Temp-checking Robot "Ayuda"

To reduce the risk of frontline medical staff contracting the virus, The Syscom Group has improved its robots by enabling them to measure body temperatures and remind people to put on a mask. The machines' temperature scanners will sound the alarm when hospital visitors or employees with a fever (above 37.5 degrees Celcius) pass by.

Developed and manufactured in Taiwan, the temp-taking robots can perform multiple tasks, such as identifying and tracking faces, ticket printing, remote monitoring, video conferencing, and working as a tour guide.


Ayuda (The Syscom Group photo)

UV Light Disinfection Robot

A Taiwanese company's bacteria-killing ultraviolet (UV) light robot is seeing a surge in demand abroad as the pandemic rages on. The 254 UVC disinfection robot has a patented, rotating protective reflector that allows efficient sanitization of coronavirus-prone areas.

Mediland launched the robot in 2016, and it is believed to be able to deactivate the DNA and RNA of coronaviruses, including the novel coronavirus, in five minutes within a radius of 5 meters.
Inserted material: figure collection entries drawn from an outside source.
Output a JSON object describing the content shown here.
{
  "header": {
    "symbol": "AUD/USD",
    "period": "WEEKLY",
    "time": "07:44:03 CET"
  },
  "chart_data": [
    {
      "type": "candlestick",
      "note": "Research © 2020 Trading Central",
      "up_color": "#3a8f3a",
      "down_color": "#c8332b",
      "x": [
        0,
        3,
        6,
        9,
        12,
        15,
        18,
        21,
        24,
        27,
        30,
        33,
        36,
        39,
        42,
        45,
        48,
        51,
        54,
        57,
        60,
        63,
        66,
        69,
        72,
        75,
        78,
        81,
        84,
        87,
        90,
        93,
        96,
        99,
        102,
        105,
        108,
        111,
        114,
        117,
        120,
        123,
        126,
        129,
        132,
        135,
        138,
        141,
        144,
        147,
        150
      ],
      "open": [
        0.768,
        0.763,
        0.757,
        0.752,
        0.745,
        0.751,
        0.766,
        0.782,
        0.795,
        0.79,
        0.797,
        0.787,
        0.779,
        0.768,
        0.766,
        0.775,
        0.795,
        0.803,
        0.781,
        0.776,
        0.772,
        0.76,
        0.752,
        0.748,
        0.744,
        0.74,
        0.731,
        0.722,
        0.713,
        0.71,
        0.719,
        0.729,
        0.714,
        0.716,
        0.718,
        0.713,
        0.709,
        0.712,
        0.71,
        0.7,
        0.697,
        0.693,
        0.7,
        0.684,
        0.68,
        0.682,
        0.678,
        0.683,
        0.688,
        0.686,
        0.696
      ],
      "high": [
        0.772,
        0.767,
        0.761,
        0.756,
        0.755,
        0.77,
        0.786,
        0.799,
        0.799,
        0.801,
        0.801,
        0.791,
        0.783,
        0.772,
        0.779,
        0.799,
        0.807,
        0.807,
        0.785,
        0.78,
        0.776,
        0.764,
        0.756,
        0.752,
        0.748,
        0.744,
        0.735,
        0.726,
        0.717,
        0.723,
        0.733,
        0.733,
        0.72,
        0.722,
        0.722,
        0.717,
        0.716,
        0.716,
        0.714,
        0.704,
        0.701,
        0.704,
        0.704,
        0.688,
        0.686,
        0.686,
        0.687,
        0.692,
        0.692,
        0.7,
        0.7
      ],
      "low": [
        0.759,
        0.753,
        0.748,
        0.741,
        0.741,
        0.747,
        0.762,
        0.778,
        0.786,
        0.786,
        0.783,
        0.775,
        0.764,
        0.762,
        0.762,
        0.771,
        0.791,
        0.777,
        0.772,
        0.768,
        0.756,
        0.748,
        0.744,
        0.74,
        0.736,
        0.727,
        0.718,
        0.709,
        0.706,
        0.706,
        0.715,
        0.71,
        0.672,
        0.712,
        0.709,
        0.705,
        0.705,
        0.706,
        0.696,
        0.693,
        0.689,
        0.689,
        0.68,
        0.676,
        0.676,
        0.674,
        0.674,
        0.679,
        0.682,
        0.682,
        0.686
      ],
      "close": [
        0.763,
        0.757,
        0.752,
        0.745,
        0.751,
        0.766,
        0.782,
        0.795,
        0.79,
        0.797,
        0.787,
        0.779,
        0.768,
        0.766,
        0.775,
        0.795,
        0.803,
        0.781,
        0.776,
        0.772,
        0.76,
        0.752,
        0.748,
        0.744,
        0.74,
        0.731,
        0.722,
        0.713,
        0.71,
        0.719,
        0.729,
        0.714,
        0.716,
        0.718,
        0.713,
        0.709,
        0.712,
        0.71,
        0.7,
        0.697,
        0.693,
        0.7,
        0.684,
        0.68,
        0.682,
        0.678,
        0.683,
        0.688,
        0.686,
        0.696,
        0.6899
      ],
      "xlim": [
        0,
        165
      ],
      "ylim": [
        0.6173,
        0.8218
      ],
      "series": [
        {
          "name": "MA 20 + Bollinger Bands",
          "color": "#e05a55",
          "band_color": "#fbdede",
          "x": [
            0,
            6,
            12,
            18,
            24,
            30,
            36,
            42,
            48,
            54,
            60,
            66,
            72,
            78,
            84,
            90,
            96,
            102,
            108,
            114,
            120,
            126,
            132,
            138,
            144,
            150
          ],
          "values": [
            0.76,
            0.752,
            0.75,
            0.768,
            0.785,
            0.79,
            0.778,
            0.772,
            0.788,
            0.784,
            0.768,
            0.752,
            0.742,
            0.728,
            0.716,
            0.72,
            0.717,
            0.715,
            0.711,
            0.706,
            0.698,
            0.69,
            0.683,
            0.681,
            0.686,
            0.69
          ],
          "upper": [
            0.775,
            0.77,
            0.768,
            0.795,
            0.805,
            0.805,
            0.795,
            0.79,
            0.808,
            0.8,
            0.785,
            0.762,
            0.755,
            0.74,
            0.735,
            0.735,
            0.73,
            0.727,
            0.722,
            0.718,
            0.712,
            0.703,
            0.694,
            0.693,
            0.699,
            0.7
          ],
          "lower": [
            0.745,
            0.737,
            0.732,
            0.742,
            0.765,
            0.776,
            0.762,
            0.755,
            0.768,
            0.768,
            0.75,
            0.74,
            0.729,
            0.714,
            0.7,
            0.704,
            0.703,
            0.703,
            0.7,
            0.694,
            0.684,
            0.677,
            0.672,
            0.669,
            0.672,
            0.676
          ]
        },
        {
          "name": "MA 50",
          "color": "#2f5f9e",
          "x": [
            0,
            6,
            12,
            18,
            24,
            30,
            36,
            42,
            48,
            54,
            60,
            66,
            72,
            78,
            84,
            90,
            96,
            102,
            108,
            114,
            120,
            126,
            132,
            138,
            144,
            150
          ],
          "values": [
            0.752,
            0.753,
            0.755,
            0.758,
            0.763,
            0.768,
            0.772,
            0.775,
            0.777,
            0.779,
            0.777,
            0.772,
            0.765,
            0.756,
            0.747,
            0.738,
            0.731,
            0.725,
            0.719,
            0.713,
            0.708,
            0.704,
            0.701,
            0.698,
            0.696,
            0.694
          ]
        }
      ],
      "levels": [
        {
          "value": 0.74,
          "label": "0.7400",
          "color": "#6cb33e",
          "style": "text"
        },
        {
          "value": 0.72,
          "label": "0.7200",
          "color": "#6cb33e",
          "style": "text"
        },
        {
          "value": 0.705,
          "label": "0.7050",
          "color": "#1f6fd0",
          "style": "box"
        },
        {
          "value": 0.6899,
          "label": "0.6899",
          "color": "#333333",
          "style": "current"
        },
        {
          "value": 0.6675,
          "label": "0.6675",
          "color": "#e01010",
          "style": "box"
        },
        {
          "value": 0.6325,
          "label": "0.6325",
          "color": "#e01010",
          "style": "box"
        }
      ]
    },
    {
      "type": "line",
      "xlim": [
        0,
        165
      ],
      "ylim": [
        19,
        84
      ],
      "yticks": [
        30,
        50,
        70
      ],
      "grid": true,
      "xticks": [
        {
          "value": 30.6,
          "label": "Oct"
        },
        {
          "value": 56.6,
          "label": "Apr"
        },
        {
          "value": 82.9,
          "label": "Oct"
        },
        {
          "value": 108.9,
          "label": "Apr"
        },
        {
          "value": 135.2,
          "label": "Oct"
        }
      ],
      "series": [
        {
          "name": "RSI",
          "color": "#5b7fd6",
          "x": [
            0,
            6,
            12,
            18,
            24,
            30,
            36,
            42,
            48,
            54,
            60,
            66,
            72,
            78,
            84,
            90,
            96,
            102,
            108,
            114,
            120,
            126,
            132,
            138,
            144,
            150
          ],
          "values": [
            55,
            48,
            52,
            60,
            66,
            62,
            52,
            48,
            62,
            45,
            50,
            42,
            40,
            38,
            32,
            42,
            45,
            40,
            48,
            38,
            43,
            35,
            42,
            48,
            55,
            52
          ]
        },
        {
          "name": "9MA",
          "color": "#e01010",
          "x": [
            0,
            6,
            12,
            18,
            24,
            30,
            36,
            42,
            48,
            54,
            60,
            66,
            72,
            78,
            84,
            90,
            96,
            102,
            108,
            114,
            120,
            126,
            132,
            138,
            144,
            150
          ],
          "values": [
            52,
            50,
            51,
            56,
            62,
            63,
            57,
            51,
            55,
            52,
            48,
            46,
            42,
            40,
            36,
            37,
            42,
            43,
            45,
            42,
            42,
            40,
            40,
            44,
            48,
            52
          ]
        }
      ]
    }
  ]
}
The robot has already been shipped to several other countries, including Portugal, India, and Romania.


(Mediland photo)

Virus Screening Robot "QVS-96"

TCI Gene recently rolled out the world's first robotic virus scanner, which can screen for the virus seven times faster than existing methods and with 99.9 percent accuracy.

The robot was jointly developed by the company and the Ministry of Health and Welfare in merely two months on the back of several patented technologies from other Taiwanese companies.

It can run 24 hours a day, seven days a week. TCI Gene said each robot can carry out 900 tests a day, meaning that just four of them can meet the nationwide demand for coronavirus testing.